Mesh-free sparse identification of nonlinear dynamics
Mars Liyao Gao, J. Nathan Kutz, Bernat Font
TL;DR
The paper introduces mesh-free SINDy, a PDE discovery framework that identifies governing equations from nonuniform, scarce data by using a neural-network surrogate and automatic differentiation to build a library of candidate terms, followed by sparse regression via ensemble SINDy. The training loop is decoupled from the regression, reducing hyperparameter tuning and computational cost, while bootstrapped ensembles provide uncertainty quantification. The method demonstrates robust discovery across Burgers', heat, KdV, and 2D advection-diffusion equations, including challenging high-noise, low-data scenarios, with training times under a minute. This mesh-free approach broadens PDE discovery to unstructured sensor data and offers practical impact for scientific modeling and engineering, delivering both accuracy and principled uncertainty estimates.
Abstract
Identifying the governing equations of a dynamical system is one of the most important tasks for scientific modeling. However, this procedure often requires high-quality spatio-temporal data uniformly sampled on structured grids. In this paper, we propose mesh-free SINDy, a novel algorithm which leverages the power of neural network approximation as well as auto-differentiation to identify governing equations from arbitrary sensor placements and non-uniform temporal data sampling. We show that mesh-free SINDy is robust to high noise levels and limited data while remaining computationally efficient. In our implementation, the training procedure is straight-forward and nearly free of hyperparameter tuning, making mesh-free SINDy widely applicable to many scientific and engineering problems. In the experiments, we demonstrate its effectiveness on a series of PDEs including the Burgers' equation, the heat equation, the Korteweg-De Vries equation and the 2D advection-diffusion equation.

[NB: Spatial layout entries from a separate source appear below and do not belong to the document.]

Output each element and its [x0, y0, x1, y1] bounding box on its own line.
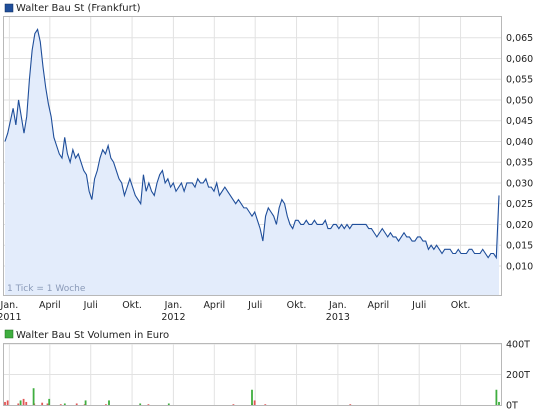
volume-chart-title: Walter Bau St Volumen in Euro: [16, 330, 169, 341]
tick-note: 1 Tick = 1 Woche: [7, 284, 86, 294]
volume-bar: [264, 404, 267, 405]
x-tick-year: 2011: [0, 312, 21, 323]
volume-bar: [498, 401, 500, 405]
price-y-tick-label: 0,050: [506, 95, 533, 106]
volume-bar: [22, 398, 25, 405]
volume-y-tick-label: 0T: [506, 401, 518, 412]
price-y-tick-label: 0,060: [506, 54, 533, 65]
volume-y-tick-label: 400T: [506, 340, 530, 351]
x-tick-label: Okt.: [287, 300, 307, 311]
x-tick-year: 2013: [326, 312, 350, 323]
price-y-tick-label: 0,035: [506, 158, 533, 169]
volume-bar: [4, 401, 6, 405]
x-tick-label: Juli: [411, 300, 426, 311]
price-chart-title: Walter Bau St (Frankfurt): [16, 3, 141, 14]
volume-y-tick-label: 200T: [506, 370, 530, 381]
volume-bar: [253, 400, 256, 405]
x-tick-label: April: [203, 300, 225, 311]
x-tick-label: Jan.: [328, 300, 347, 311]
x-tick-label: Okt.: [122, 300, 142, 311]
x-tick-label: Juli: [247, 300, 262, 311]
volume-bar: [105, 404, 107, 405]
volume-bar: [349, 404, 352, 405]
x-tick-label: April: [367, 300, 389, 311]
x-tick-label: Jan.: [164, 300, 183, 311]
price-y-tick-label: 0,010: [506, 261, 533, 272]
volume-bar: [167, 403, 170, 405]
volume-bar: [59, 404, 62, 405]
chart-svg: Walter Bau St (Frankfurt) 1 Tick = 1 Woc…: [0, 0, 545, 413]
chart-container: Walter Bau St (Frankfurt) 1 Tick = 1 Woc…: [0, 0, 545, 413]
volume-bar: [41, 402, 44, 405]
volume-bar: [251, 389, 253, 405]
price-legend-swatch: [4, 3, 14, 13]
volume-bar: [108, 400, 110, 405]
x-tick-year: 2012: [161, 312, 185, 323]
price-y-tick-label: 0,015: [506, 241, 533, 252]
volume-bar: [48, 398, 51, 405]
price-y-tick-label: 0,020: [506, 220, 533, 231]
volume-bar: [32, 388, 35, 405]
x-tick-label: Juli: [83, 300, 98, 311]
volume-bar: [495, 389, 498, 405]
price-y-tick-label: 0,025: [506, 199, 533, 210]
volume-bar: [25, 401, 28, 405]
price-y-tick-label: 0,030: [506, 178, 533, 189]
volume-bar: [139, 403, 142, 405]
volume-bar: [75, 403, 78, 405]
volume-legend-swatch: [4, 329, 14, 339]
x-tick-label: Okt.: [451, 300, 471, 311]
volume-bar: [6, 400, 9, 405]
price-y-tick-label: 0,055: [506, 75, 533, 86]
volume-bar: [63, 403, 66, 405]
volume-bar: [19, 400, 22, 405]
x-tick-label: April: [39, 300, 61, 311]
x-tick-label: Jan.: [0, 300, 18, 311]
volume-bar: [147, 404, 150, 405]
volume-bar: [46, 403, 49, 405]
price-y-tick-label: 0,045: [506, 116, 533, 127]
volume-bar: [232, 404, 235, 405]
volume-bar: [84, 400, 87, 405]
volume-bar: [17, 403, 20, 405]
price-y-tick-label: 0,040: [506, 137, 533, 148]
price-y-tick-label: 0,065: [506, 33, 533, 44]
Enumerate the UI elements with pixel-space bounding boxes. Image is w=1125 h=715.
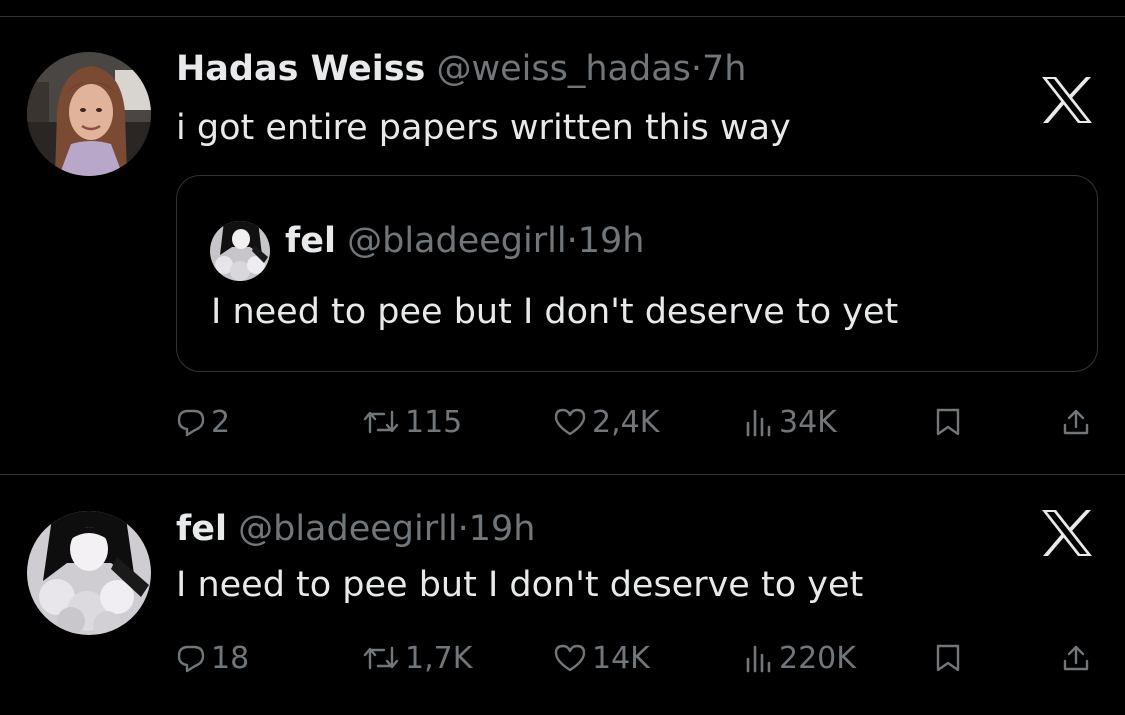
author-name[interactable]: fel — [176, 509, 227, 549]
tweet-header: fel @bladeegirll·19h — [176, 507, 535, 551]
like-button[interactable]: 14K — [553, 633, 650, 683]
bookmark-icon — [933, 407, 963, 437]
tweet-actions: 18 1,7K 14K 220K — [176, 633, 1106, 683]
views-icon — [744, 643, 774, 673]
repost-count: 115 — [405, 404, 463, 440]
repost-button[interactable]: 1,7K — [362, 633, 472, 683]
avatar-hadas-weiss[interactable] — [27, 52, 151, 176]
like-count: 14K — [592, 640, 650, 676]
repost-button[interactable]: 115 — [362, 397, 462, 447]
views-icon — [744, 407, 774, 437]
tweet-header: Hadas Weiss @weiss_hadas·7h — [176, 47, 746, 91]
tweet-text: i got entire papers written this way — [176, 108, 791, 148]
quoted-time-separator: · — [566, 221, 578, 261]
views-count: 220K — [779, 640, 856, 676]
quoted-author-name[interactable]: fel — [285, 221, 336, 261]
share-icon — [1061, 407, 1091, 437]
reply-icon — [176, 407, 206, 437]
time-separator: · — [690, 49, 703, 89]
author-name[interactable]: Hadas Weiss — [176, 49, 425, 89]
share-icon — [1061, 643, 1091, 673]
tweet-text: I need to pee but I don't deserve to yet — [176, 565, 864, 605]
reply-count: 18 — [211, 640, 250, 676]
views-button[interactable]: 220K — [744, 633, 856, 683]
views-count: 34K — [779, 404, 837, 440]
author-handle[interactable]: @bladeegirll — [238, 509, 457, 549]
author-handle[interactable]: @weiss_hadas — [437, 49, 691, 89]
reply-button[interactable]: 2 — [176, 397, 230, 447]
heart-icon — [553, 643, 587, 673]
bookmark-button[interactable] — [933, 633, 963, 683]
like-count: 2,4K — [592, 404, 660, 440]
quoted-tweet-header: fel @bladeegirll·19h — [285, 219, 644, 263]
share-button[interactable] — [1061, 633, 1091, 683]
repost-icon — [362, 643, 400, 673]
tweet-actions: 2 115 2,4K 34K — [176, 397, 1106, 447]
tweet-fel[interactable]: fel @bladeegirll·19h I need to pee but I… — [0, 475, 1125, 715]
quoted-tweet-text: I need to pee but I don't deserve to yet — [211, 292, 899, 332]
reply-count: 2 — [211, 404, 231, 440]
bookmark-icon — [933, 643, 963, 673]
quoted-tweet-card[interactable]: fel @bladeegirll·19h I need to pee but I… — [176, 175, 1098, 372]
tweet-time[interactable]: 19h — [469, 509, 536, 549]
x-logo-icon[interactable] — [1042, 510, 1092, 556]
bookmark-button[interactable] — [933, 397, 963, 447]
avatar-fel[interactable] — [27, 511, 151, 635]
share-button[interactable] — [1061, 397, 1091, 447]
quoted-tweet-time[interactable]: 19h — [578, 221, 645, 261]
tweet-time[interactable]: 7h — [702, 49, 746, 89]
time-separator: · — [457, 509, 469, 549]
heart-icon — [553, 407, 587, 437]
like-button[interactable]: 2,4K — [553, 397, 659, 447]
reply-button[interactable]: 18 — [176, 633, 249, 683]
views-button[interactable]: 34K — [744, 397, 837, 447]
x-logo-icon[interactable] — [1042, 77, 1092, 123]
repost-icon — [362, 407, 400, 437]
repost-count: 1,7K — [405, 640, 473, 676]
quoted-author-handle[interactable]: @bladeegirll — [347, 221, 566, 261]
tweet-hadas-weiss[interactable]: Hadas Weiss @weiss_hadas·7h i got entire… — [0, 0, 1125, 474]
reply-icon — [176, 643, 206, 673]
avatar-fel-small[interactable] — [210, 221, 270, 281]
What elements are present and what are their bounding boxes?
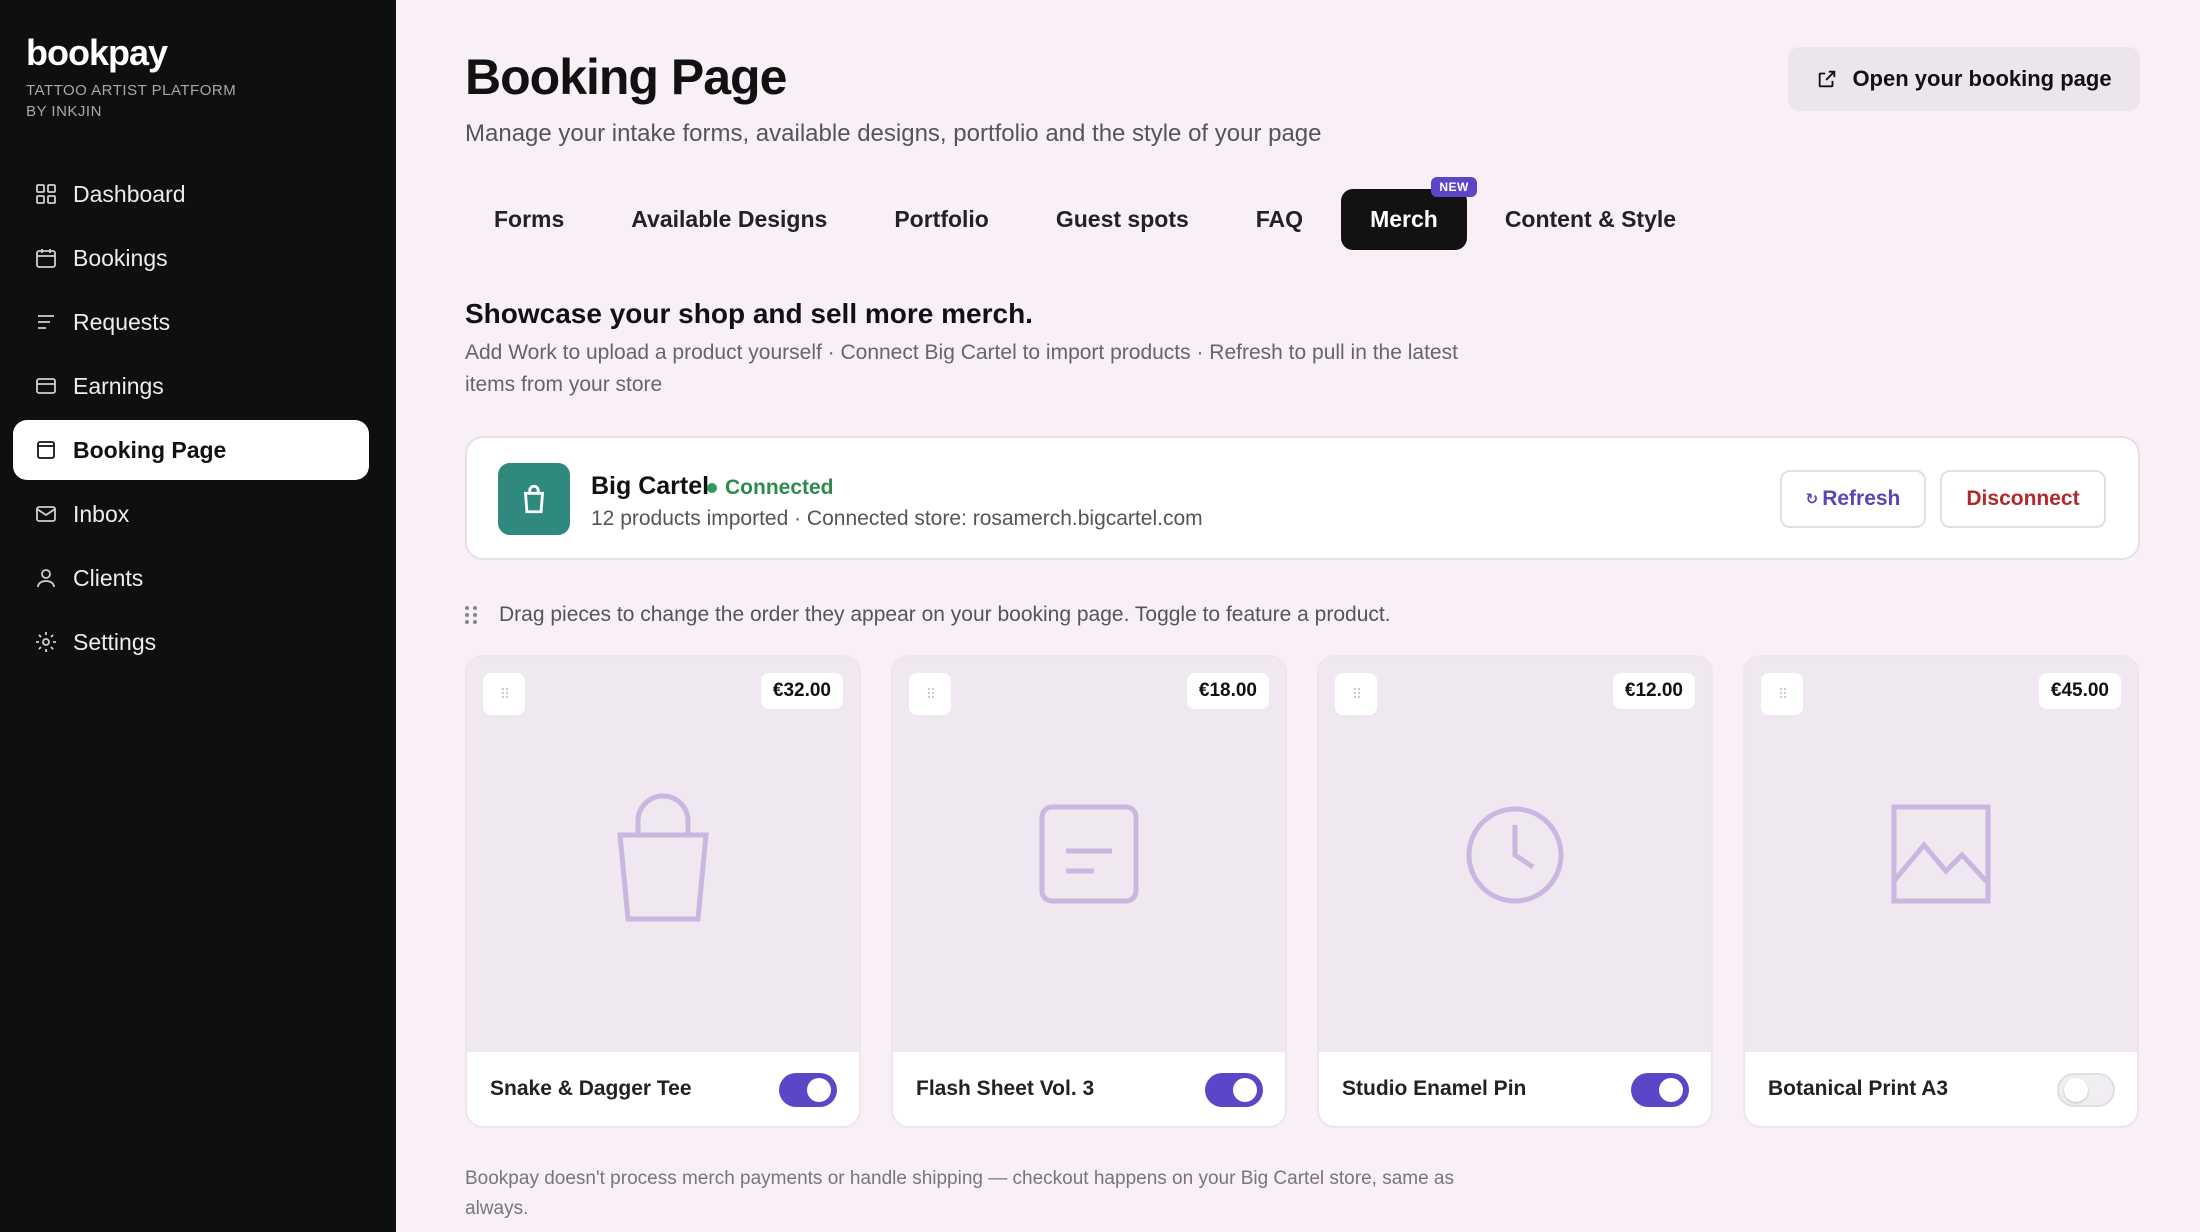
product-name: Botanical Print A3: [1768, 1077, 1949, 1100]
refresh-button[interactable]: ↻ Refresh: [1780, 470, 1926, 528]
page-title: Booking Page: [465, 49, 787, 105]
footnote: Bookpay doesn't process merch payments o…: [465, 1168, 1455, 1219]
open-booking-page-button[interactable]: Open your booking page: [1788, 47, 2140, 111]
sidebar-item-label: Dashboard: [73, 180, 186, 207]
price-badge: €18.00: [1186, 673, 1269, 709]
sidebar: bookpay TATTOO ARTIST PLATFORM BY INKJIN…: [0, 0, 396, 1232]
product-thumbnail: [1319, 657, 1711, 1052]
product-thumbnail: [467, 657, 859, 1052]
drag-grip-icon: [465, 606, 481, 624]
product-card[interactable]: ⠿ €45.00 Botanical Print A3: [1743, 655, 2139, 1128]
price-badge: €32.00: [760, 673, 843, 709]
tagline-line-1: TATTOO ARTIST PLATFORM: [26, 82, 237, 99]
product-card[interactable]: ⠿ €32.00 Snake & Dagger Tee: [465, 655, 861, 1128]
tab-label: FAQ: [1255, 206, 1304, 232]
sidebar-item-dashboard[interactable]: Dashboard: [13, 164, 369, 224]
section-description: Add Work to upload a product yourself · …: [465, 341, 1458, 396]
drag-handle[interactable]: ⠿: [483, 673, 525, 715]
product-grid: ⠿ €32.00 Snake & Dagger Tee ⠿ €18.00 Fla…: [465, 655, 2139, 1128]
tab-forms[interactable]: Forms: [465, 189, 593, 250]
page-subtitle: Manage your intake forms, available desi…: [465, 120, 1322, 147]
product-name: Studio Enamel Pin: [1342, 1077, 1527, 1100]
app-tagline: TATTOO ARTIST PLATFORM BY INKJIN: [26, 80, 236, 122]
open-booking-page-label: Open your booking page: [1852, 66, 2112, 91]
product-card[interactable]: ⠿ €12.00 Studio Enamel Pin: [1317, 655, 1713, 1128]
bag-icon: [617, 793, 709, 921]
main-content: Booking Page Manage your intake forms, a…: [396, 0, 2200, 1232]
sidebar-item-clients[interactable]: Clients: [13, 548, 369, 608]
sidebar-item-label: Booking Page: [73, 436, 227, 463]
calendar-icon: [33, 245, 59, 271]
tab-label: Content & Style: [1504, 206, 1677, 232]
sidebar-item-label: Earnings: [73, 372, 164, 399]
feature-toggle[interactable]: [1205, 1073, 1263, 1107]
tab-label: Portfolio: [894, 206, 989, 232]
shopping-bag-icon: [498, 463, 570, 535]
sidebar-item-requests[interactable]: Requests: [13, 292, 369, 352]
new-badge: NEW: [1431, 177, 1477, 197]
document-icon: [1039, 804, 1139, 903]
app-logo[interactable]: bookpay: [26, 32, 168, 74]
connection-meta: 12 products imported · Connected store: …: [591, 507, 1203, 530]
sidebar-item-label: Bookings: [73, 244, 168, 271]
refresh-label: Refresh: [1822, 487, 1901, 510]
sidebar-item-label: Settings: [73, 628, 157, 655]
connection-status-label: Connected: [725, 476, 834, 499]
tab-label: Merch: [1370, 206, 1438, 232]
product-name: Flash Sheet Vol. 3: [916, 1077, 1095, 1100]
card-icon: [33, 373, 59, 399]
mail-icon: [33, 501, 59, 527]
tab-faq[interactable]: FAQ: [1227, 189, 1332, 250]
image-icon: [1891, 804, 1991, 903]
grid-icon: [33, 181, 59, 207]
tab-label: Guest spots: [1055, 206, 1189, 232]
drag-handle[interactable]: ⠿: [1335, 673, 1377, 715]
clock-icon: [1466, 806, 1564, 903]
sidebar-item-inbox[interactable]: Inbox: [13, 484, 369, 544]
tab-label: Available Designs: [631, 206, 828, 232]
disconnect-button[interactable]: Disconnect: [1940, 470, 2106, 528]
feature-toggle[interactable]: [1631, 1073, 1689, 1107]
refresh-icon: ↻: [1805, 491, 1819, 508]
gear-icon: [33, 629, 59, 655]
tab-available-designs[interactable]: Available Designs: [602, 189, 856, 250]
connection-name: Big Cartel: [591, 472, 710, 500]
sidebar-item-booking-page[interactable]: Booking Page: [13, 420, 369, 480]
drag-hint-text: Drag pieces to change the order they app…: [499, 603, 1391, 626]
section-title: Showcase your shop and sell more merch.: [465, 298, 1033, 329]
tab-guest-spots[interactable]: Guest spots: [1027, 189, 1218, 250]
tab-label: Forms: [494, 206, 565, 232]
product-thumbnail: [1745, 657, 2137, 1052]
big-cartel-connection-card: Big Cartel Connected 12 products importe…: [465, 436, 2140, 560]
connection-status: Connected: [707, 476, 834, 500]
sidebar-item-label: Clients: [73, 564, 144, 591]
price-badge: €12.00: [1612, 673, 1695, 709]
sidebar-nav: Dashboard Bookings Requests Earnings Boo…: [13, 164, 369, 676]
product-card[interactable]: ⠿ €18.00 Flash Sheet Vol. 3: [891, 655, 1287, 1128]
product-thumbnail: [893, 657, 1285, 1052]
feature-toggle[interactable]: [2057, 1073, 2115, 1107]
external-link-icon: [1819, 70, 1836, 88]
drag-handle[interactable]: ⠿: [1761, 673, 1803, 715]
feature-toggle[interactable]: [779, 1073, 837, 1107]
tagline-line-2: BY INKJIN: [26, 103, 102, 120]
sidebar-item-bookings[interactable]: Bookings: [13, 228, 369, 288]
user-icon: [33, 565, 59, 591]
page-icon: [33, 437, 59, 463]
tab-bar: Forms Available Designs Portfolio Guest …: [465, 177, 1714, 250]
sidebar-item-label: Inbox: [73, 500, 130, 527]
sidebar-item-settings[interactable]: Settings: [13, 612, 369, 672]
drag-hint: Drag pieces to change the order they app…: [465, 603, 1391, 627]
sidebar-item-label: Requests: [73, 308, 171, 335]
sidebar-item-earnings[interactable]: Earnings: [13, 356, 369, 416]
disconnect-label: Disconnect: [1966, 487, 2080, 510]
tab-content-style[interactable]: Content & Style: [1476, 189, 1705, 250]
price-badge: €45.00: [2038, 673, 2121, 709]
tab-portfolio[interactable]: Portfolio: [865, 189, 1018, 250]
list-icon: [33, 309, 59, 335]
status-dot-icon: [707, 483, 717, 493]
drag-handle[interactable]: ⠿: [909, 673, 951, 715]
product-name: Snake & Dagger Tee: [490, 1077, 692, 1100]
tab-merch[interactable]: Merch NEW: [1341, 177, 1477, 250]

We conduct detailed numerical experiments on all datasets, varying the noise levels and number of samples, and we also compare our approach to previous state-of-the-art methods. It is noteworthy that, even in high-noise and low-data scenarios, mesh-free SINDy demonstrates robust PDE discovery, achieving successful identification with up to 75% noise for the Burgers' equation using 5,000 samples and with as few as 100 samples and 1% noise. All of this is achieved within a training time of under one minute.